Court: Workers' Comp shouldn't pay for psychiatric drugs in electric shock case

By Nathan Bass | May 21, 2013

CHARLESTON – Psychiatric drugs are not compensable medication for a Workers’ Compensation claimant who suffered an electric shock on the job, according to a ruling from the state Supreme Court.

The unanimous ruling was filed by the court on May 14.

On Jan. 7, 1997, Petitioner Drema Sue Stover received an electric shock in the course of her employment at Beckley Appalachian Regional Hospital. For this injury, Stover was awarded permanent partial disability.

After her injury, Stover developed psychological symptoms and she received treatment and counseling. In September 2008, she was diagnosed with major depression and proscribed certain psychiatric medications.

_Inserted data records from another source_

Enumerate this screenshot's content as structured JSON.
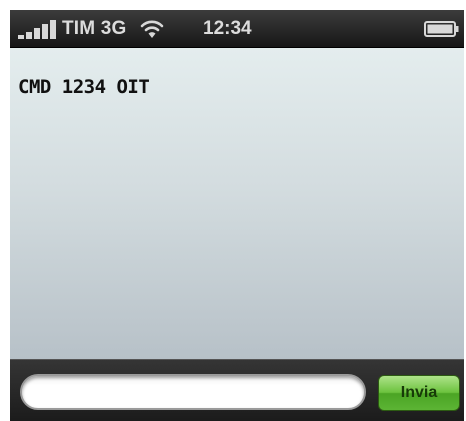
{
  "status_bar": {
    "carrier": "TIM 3G",
    "time": "12:34",
    "signal_icon": "signal-bars-icon",
    "wifi_icon": "wifi-icon",
    "battery_icon": "battery-icon",
    "battery_level": 1.0
  },
  "conversation": {
    "message": "CMD 1234 OIT"
  },
  "composer": {
    "input_value": "",
    "input_placeholder": "",
    "send_label": "Invia"
  },
  "colors": {
    "status_text": "#dcdcdc",
    "send_button_green": "#6dc33f",
    "background_top": "#e4edee",
    "background_bottom": "#b7c1c8"
  }
}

Her request for authorization for these medications was denied by the claims administrator.

According to the opinion, state law says that the claims administrator is not required to provide coverage for psychiatric services and medication unless the problems are a direct result of a compensable injury.

After the claims administrator’s denial, the Office of Judges held that the specific medications Stover was prescribed were not “related or reasonably required for treatment of the claimant’s compensable injury.”

The Office of Judges found that the only piece of evidence linking Stover’s need for psychiatric medication with her previous injury was a Family Nurse Practitioner’s statement which it found to be conclusory and unpersuasive. However, they found persuasive other medical professional’s statements indicating Stover’s need for psychiatric medications to be linked to non-work related factors.

After the Board of Review adopted the findings of the Office of Judges, Stover appealed to the state high court.

“We agree with the Office of Judges that the requested psychiatric medications are not medically related or reasonably required for treatment of Ms. Stover’s compensable injury because Ms. Stover’s psychiatric problems are not a direct result of the electric shock she received while in the employment of Beckley Appalachian Regional Hospital,” the Court wrote.

“For the foregoing reasons, we find that the decision of the Board of Review is not in clear violation of any constitutional or statutory provision, nor is it clearly the result of erroneous conclusions of law, nor is it based upon a material misstatement or mischaracterization of the evidentiary record."